Pocas historias de amor, periodismo, bombas y whisky me resultan tan atractivas y arrebatadoras como las que se cruzaron en el Hotel Florida entre 1936 y 1939.Marta González Novo

El Madrid de la Guerra Civil propició que se alternasen en el que fuese uno de los hoteles más lujosos de la ciudad la brillantez de tres parejas que se lanzaron de lleno a las trincheras de la contienda. Vibro solo de imaginar cómo pudieron ser esos encuentros, caída ya la tarde, en el bar del hotel Florida entre Robert Capa, Gerda Taro, Ernest Hemingway, Martha Gellhorn, Arturo Barea e Ilsa Kulcsar.

Los seis –amantes, intrépidos, ardientes, jóvenes y adrenalínicos­– se lanzaron de lleno a un conflicto que ni era el suyo, ni el de sus países, ni en nada les tocaba, pero que les generó tal grado de pasión y entrega que terminaron convirtiéndose en los primeros corresponsales de guerra que seguían el conflicto desde las trincheras. Durante la Primera Guerra Mundial le estuvo vedado a la prensa el acceso al frente.

Mientras mucha gente huía aterrorizada de las crecientes atrocidades de la Guerra Civil en Madrid, estas tres parejas de brillantes fotógrafos, escritores y periodistas se aventuraron de lleno en la contienda arriesgando sus vidas.

¿Qué les sedujo? A partir de esta cuestión pueden auspiciarse múltiples teorías: desde el veneno de una proximidad bélica que podían tocar con sus propios dedos, a la fascinación por la inmediatez de una fama joven o, tal vez, el compromiso real con la causa. A partir de ahí, los seis recurrieron a todo tipo de artimañas para obtener los contratos, los visados y los pases de prensa que les llevasen de nuevo de vuelta a Madrid.

Sus caminos se cruzaron en el deslumbrante hall del hotel Florida y al compás de las bombas los seis también se rindieron en las noches bélicas a los fastos del amor. Un amor de guerra, herido, magullado, con sabor a whisky y con el vértigo intenso de sentir que aquella podía ser su última noche. Amores que, ante la inmediatez de la muerte, pueden llegar a adquirir ese tinte indeleble que da la épica.

Madrid se había convertido en escenario bélico para la cámara de Capa. André Friedman llegó de París con 22 años. Era un emigrante húngaro de cabello alborotado. Enfundado en su vieja chaqueta de cuero iba siempre acompañado de su inseparable Leica. Ya empezaba a atisbarse al personaje que más tarde construiría: el famoso y rico fotógrafo estadounidense Robert Capa. Su pareja polaca, que adoptó el nombre de Gerda Taro, blandía una Rolleiflex. Su historia de amor fue intensa y fugaz en aquel Madrid bélico. Gerda murió durante el repliegue republicano en el frente de Brunete, aplastada por un tanque. Para la historia quedará una de las fotos más memorables de aquella guerra fratricida: la imagen de un soldado al que acaban de disparar, probablemente alcanzado por la bala de un francotirador enemigo durante la simulación de un ataque.

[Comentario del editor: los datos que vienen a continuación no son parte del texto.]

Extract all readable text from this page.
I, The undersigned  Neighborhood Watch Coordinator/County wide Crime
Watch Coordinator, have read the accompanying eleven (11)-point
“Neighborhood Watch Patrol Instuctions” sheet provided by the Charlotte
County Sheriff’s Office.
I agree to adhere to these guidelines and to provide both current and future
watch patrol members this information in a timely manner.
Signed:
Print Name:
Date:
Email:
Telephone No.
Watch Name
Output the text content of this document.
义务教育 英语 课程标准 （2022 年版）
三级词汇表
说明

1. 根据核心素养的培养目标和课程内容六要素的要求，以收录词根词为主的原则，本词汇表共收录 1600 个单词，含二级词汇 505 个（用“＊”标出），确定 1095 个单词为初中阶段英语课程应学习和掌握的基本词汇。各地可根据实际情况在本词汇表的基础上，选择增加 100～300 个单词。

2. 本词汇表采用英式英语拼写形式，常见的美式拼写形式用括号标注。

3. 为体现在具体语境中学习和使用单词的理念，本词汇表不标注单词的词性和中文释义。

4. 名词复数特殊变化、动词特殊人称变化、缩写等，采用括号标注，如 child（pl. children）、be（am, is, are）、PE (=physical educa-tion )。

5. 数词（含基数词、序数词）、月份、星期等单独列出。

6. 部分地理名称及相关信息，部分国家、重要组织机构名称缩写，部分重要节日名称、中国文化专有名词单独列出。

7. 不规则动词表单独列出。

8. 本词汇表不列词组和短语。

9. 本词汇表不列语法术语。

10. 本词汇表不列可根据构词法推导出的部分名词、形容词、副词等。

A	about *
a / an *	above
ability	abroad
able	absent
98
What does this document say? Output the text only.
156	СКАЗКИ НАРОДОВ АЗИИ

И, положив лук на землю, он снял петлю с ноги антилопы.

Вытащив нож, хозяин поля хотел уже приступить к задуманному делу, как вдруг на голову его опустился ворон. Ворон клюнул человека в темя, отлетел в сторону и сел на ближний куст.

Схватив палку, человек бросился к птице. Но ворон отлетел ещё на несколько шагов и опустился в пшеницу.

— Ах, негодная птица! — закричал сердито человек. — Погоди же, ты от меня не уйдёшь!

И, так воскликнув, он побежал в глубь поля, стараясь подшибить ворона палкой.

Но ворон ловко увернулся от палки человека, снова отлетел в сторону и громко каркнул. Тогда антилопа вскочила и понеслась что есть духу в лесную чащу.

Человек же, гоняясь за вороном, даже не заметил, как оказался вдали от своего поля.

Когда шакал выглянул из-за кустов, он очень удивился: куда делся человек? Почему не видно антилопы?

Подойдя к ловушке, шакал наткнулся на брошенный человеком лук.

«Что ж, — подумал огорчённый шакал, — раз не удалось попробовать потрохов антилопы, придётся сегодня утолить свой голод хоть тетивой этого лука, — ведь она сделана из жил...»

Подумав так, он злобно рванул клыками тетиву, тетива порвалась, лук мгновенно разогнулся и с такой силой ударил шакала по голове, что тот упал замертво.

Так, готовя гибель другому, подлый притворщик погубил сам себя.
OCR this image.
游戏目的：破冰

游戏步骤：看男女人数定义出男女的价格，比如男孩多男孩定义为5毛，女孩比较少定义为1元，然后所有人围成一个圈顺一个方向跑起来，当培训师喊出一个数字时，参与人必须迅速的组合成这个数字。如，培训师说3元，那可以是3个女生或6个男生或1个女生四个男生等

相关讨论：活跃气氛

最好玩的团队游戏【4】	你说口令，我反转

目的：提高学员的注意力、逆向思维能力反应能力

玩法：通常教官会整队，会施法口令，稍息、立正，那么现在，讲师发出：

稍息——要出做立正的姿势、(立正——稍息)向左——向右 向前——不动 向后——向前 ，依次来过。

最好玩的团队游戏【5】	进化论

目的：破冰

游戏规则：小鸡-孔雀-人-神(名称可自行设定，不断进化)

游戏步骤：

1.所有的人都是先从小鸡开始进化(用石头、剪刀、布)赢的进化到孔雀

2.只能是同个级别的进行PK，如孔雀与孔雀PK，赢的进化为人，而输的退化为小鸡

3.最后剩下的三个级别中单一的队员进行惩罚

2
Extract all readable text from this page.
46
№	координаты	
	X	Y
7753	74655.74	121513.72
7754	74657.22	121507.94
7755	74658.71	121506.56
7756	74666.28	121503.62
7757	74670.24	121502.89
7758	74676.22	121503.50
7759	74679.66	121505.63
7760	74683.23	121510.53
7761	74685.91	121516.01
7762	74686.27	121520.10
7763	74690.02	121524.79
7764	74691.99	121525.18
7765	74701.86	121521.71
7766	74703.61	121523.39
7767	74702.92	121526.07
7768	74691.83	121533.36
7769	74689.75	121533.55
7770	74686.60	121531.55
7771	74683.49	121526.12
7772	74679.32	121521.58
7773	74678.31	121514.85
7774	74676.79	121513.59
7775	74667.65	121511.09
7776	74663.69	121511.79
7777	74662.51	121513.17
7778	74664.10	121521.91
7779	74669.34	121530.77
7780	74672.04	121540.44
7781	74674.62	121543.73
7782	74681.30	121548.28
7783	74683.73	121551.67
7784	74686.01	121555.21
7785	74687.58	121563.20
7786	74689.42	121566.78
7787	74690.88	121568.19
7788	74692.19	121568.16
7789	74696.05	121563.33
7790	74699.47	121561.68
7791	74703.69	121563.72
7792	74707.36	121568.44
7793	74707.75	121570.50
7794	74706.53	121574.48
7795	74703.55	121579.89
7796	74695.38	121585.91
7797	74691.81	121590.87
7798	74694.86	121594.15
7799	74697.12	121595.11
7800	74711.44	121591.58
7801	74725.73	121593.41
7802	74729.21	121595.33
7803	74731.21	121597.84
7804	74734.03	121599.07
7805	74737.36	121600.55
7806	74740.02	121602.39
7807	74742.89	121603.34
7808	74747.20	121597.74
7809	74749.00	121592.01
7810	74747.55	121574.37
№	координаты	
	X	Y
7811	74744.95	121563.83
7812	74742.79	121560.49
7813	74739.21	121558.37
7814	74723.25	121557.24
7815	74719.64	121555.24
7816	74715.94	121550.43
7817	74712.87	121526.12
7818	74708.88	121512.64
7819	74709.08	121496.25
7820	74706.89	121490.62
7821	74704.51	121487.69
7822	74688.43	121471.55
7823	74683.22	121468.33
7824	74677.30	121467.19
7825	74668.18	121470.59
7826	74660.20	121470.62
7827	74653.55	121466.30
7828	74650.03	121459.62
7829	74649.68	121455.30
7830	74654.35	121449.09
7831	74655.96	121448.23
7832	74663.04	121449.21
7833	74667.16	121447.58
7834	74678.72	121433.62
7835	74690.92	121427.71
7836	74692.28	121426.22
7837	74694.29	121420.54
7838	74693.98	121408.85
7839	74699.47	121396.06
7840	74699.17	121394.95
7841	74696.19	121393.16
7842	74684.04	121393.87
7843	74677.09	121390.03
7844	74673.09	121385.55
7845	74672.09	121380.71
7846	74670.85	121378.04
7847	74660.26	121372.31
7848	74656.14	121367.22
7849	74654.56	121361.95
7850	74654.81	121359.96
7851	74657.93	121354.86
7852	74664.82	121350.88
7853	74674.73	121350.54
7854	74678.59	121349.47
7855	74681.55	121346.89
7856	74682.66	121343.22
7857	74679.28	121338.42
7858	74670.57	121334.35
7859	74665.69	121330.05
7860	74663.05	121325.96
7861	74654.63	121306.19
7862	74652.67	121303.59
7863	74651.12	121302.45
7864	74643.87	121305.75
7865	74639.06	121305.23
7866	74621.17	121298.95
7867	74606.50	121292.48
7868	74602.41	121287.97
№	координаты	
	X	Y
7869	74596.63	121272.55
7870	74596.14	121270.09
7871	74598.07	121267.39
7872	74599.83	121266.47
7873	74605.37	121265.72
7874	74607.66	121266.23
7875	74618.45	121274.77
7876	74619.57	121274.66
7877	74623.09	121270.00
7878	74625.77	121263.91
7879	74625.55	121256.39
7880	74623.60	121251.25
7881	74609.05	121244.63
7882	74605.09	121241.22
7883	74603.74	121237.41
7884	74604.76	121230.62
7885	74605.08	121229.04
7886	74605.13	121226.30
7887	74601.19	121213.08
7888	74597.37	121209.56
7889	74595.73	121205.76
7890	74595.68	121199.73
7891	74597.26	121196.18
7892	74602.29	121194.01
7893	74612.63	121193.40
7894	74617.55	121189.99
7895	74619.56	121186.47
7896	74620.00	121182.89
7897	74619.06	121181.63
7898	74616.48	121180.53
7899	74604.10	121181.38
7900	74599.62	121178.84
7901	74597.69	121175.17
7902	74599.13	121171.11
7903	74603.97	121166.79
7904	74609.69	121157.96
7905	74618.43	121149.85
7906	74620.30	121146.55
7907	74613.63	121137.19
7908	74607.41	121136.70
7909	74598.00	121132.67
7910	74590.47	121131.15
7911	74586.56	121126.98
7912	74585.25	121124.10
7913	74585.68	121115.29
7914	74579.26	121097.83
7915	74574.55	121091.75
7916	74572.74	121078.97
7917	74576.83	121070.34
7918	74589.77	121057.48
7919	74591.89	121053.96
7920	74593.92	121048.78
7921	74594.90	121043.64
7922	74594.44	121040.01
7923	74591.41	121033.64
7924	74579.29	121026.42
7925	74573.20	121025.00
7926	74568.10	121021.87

La historia de aquellos años del Hotel Florida compone un retrato de grupo tan vibrante y magnético como cruento y sanguinario.

Hemingway llegó desde Cayo Hueso a la espera de su intrépida reportera rubia, Martha Gellhorn. Él la llamaba Mooky. Ella a él, Scrooby. Reservaron habitaciones contiguas y vivieron una aventura amorosa que terminó dinamitando el matrimonio de Hemingway. Los asesores soviéticos de la República le manipulaban a su antojo y hasta recrearon para él escenas para hacerle creer que ocupaba una posición privilegiada frente al resto de corresponsales. Sus crónicas cumplieron las expectativas y ensalzaron la causa republicana.

Imaginar cómo pudieron ser aquellas noches en el Florida merece, como mínimo, una serie de factura internacional. Los personajes, testigos de un Madrid en cenizas, sus historias de amor, sus devaneos con el whisky, sus aceleradas máquinas de escribir que temblaban al rugir de cada bomba, el perfume elegante de la joven Taro por los pasillos del Florida… Todo ello compone un retrato doloroso, ardiente, intrépido, voraz y apasionante de una de las páginas más desoladoras de nuestra historia.

Pocas historias de amor, periodismo, bombas y whisky me resultan tan atractivas y arrebatadoras como las que se cruzaron en el Hotel Florida entre 1936 y 1939.

Estas son las que nos han llegado. Con toda seguridad hubo muchas más. Seguro.